Il est pourtant établi que les autorités spécialisées peuvent se focaliser sur une mission unique et fixer une identité claire susceptible de faciliter leur mission, en déterminant elles-mêmes, de façon adaptée, leurs propres standards de contrôle.

Sur ce point, la loi organique ne va sans doute pas au bout de sa logique : pourquoi n’intégrer « que » le Médiateur, le Défenseur des enfants et la CNDS, toutes autorités aux compétences finalement disparates et cloisonnées ? Pourquoi, si le Défenseur des droits a vocation à assurer une meilleure protection des droits et libertés individuelles de façon transversale, ne pas lui avoir adjoint, par exemple, le Contrôleur général des lieux de privation de liberté et la Haute autorité de lutte contre les discriminations et pour l’égalité des droits, la HALDE ? Bien que nous ne souhaitions pas un tel élargissement des compétences du Défenseur des droits, nous ne comprenons pas l’incohérence qui a présidé à l’élaboration de ce projet de loi organique. Nous aurons naturellement le temps d’y revenir lorsque ce texte nous sera soumis.

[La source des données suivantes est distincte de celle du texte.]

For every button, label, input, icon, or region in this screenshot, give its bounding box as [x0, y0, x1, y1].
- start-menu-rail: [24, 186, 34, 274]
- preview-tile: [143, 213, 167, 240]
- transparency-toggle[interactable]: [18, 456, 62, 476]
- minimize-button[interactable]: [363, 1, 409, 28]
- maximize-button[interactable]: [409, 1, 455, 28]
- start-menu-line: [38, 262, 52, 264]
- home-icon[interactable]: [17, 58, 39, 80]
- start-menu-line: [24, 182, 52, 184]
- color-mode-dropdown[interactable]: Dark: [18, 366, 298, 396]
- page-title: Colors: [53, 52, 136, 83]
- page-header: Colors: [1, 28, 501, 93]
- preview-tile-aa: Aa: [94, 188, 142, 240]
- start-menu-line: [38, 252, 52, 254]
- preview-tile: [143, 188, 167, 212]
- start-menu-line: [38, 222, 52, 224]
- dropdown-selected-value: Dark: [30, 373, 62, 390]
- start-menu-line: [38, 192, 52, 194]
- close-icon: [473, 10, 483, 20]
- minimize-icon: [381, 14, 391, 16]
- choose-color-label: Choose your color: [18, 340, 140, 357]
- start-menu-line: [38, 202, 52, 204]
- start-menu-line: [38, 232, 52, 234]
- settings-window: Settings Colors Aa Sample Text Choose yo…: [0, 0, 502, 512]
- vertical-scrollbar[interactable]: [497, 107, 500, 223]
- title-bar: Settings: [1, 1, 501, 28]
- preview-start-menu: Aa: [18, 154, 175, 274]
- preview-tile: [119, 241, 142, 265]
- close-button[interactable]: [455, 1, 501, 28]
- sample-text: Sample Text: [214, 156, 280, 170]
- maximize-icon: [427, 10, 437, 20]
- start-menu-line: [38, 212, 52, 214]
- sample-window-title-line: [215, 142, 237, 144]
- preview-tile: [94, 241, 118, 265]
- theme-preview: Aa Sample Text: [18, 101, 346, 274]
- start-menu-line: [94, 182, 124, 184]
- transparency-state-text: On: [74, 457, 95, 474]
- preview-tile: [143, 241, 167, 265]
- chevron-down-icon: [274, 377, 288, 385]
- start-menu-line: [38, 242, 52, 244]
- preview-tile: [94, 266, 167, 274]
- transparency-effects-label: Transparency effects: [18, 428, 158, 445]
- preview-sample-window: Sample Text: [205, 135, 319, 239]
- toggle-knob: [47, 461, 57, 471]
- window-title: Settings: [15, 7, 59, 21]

D’une manière générale, il est aussi plus que temps de s’interroger et d’agir pour limiter l’extension du nombre et des compétences d’organismes mutant vers le juridictionnel, afin de réserver ce statut à quelques rares exceptions, dont la Commission nationale de l’informatique et des libertés, la CNIL.

Avec cette proposition de loi visant à proroger les fonctions de l’actuel Médiateur, nous sommes aujourd’hui en présence d’une sorte de demande de renvoi préjudiciel. Il est toutefois dommageable que nous soyons aujourd’hui obligés de voter cette prorogation alors que le projet de loi organique a été déposé en septembre dernier, comme cela a déjà été indiqué.

Cette situation illustre à quel point la surcharge du calendrier parlementaire – je pense aux multiples textes pénaux à vocation médiatique – peut nous contraindre à agir dans la précipitation, voire l’improvisation. Il est ainsi anormal de devoir voter un tel texte à quinze jours de l’expiration du mandat du Médiateur.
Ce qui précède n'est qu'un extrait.